Deeper historical examples abound. Periods associated with great advances in science and mathematics—like Periclean Athens, Renaissance Florence, the High Tang Dynasty, Enlightenment France—were always also periods of tremendous artistic achievement. Science and technology seems to thrive mainly when artistic and cultural creativity is also thriving, perhaps because the social institutions that foster one simultaneously create room for the other.

Certainly in modern times only great cultural centers have attracted the smart, creative people who are necessary for an innovation economy. A cultural center, however, is not necessarily a city with museums and opera houses regularly attended by a self-satisfied social elite. What makes a cultural center are grimy music dives, makeshift galleries, fringe street art and the other attractions driving hopeful young creative types to stream in from the provinces, seeking excitement and encouraging one another to greater intellectual daring.

China is loudly reclaiming its Tang Dynasty role as the hegemonic center of Asia through its New Silk Road infrastructure and investment project. Undoubtedly, Beijing’s leaders hope to extend the country’s storied economic miracle through this project. Beijing is also working hard to develop its cultural “soft power”—but so far without much visible success. Unless Beijing and Shanghai develop the institutional incentives that also make them great cultural centers, chances are they will never become great incubators of the new technologies critical for the forward momentum their leaders are striving to maintain.

To boost technological creativity, China would do well to show some of its more interesting artists the same institutional support they are instead receiving abroad. Zhang Shouwang, a musician we’ve mentioned before in this column, recently performed a composition commissioned by New York’s Bang on a Can to an enthusiastic house at New York’s Merkin Concert Hall. As we write this, Chui Wan, whom we’ve also mentioned before as among the most widely acclaimed of young bands emerging from Beijing’s underground scene, are on a recording residency in Caen, having just toured France to rave reviews.

No such fund or performance venue in their Beijing hometown would support artists working primarily in experimental or underground music.
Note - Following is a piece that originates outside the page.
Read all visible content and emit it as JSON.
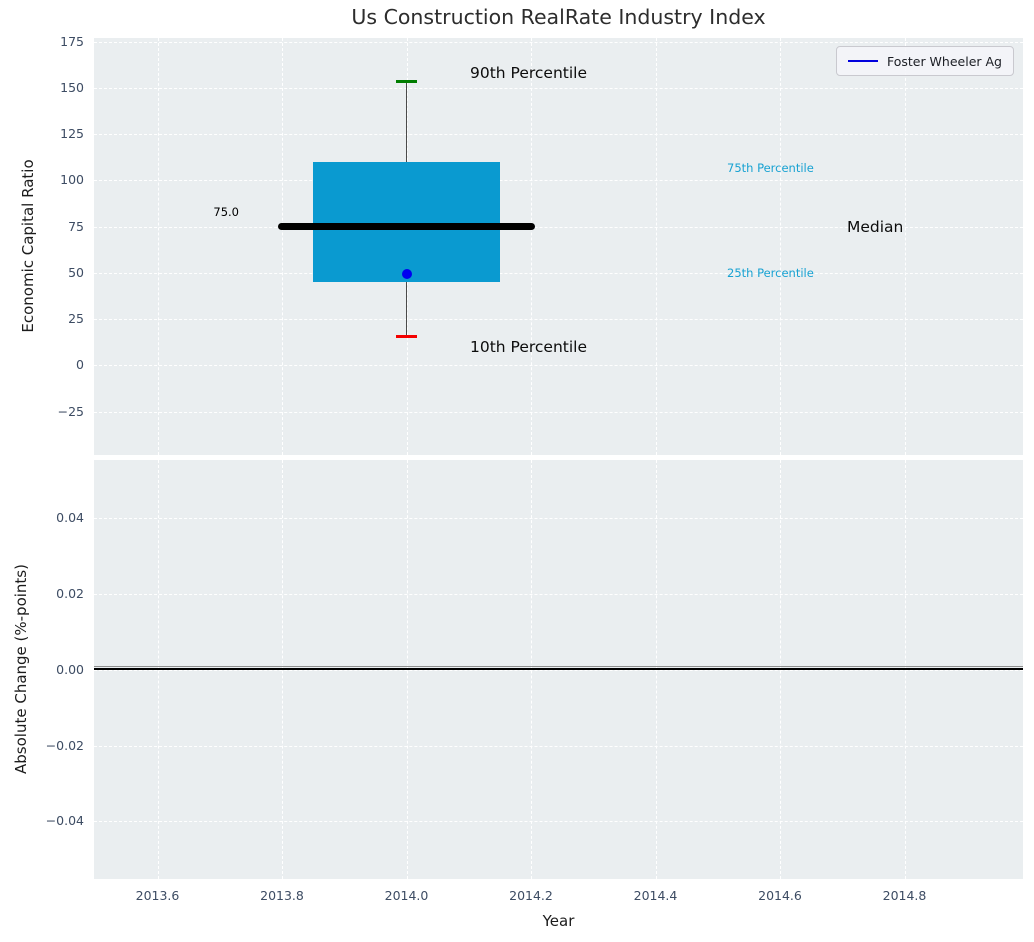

For China’s cultural authorities, their music barely registers. The concept of a “rock band residency” within Beijing’s current rhetorical climate is almost laughable.

It won’t be easy to change this scenario. China’s political culture prefers heavy mobilization to the more difficult task of setting up favorable conditions and then allowing an environment to evolve under benign neglect. Nevertheless, there are some areas both in art and in technology in which young China are intensely innovative, and Beijing will have to understand what they have in common and why they have been successful if China is to become a creative force.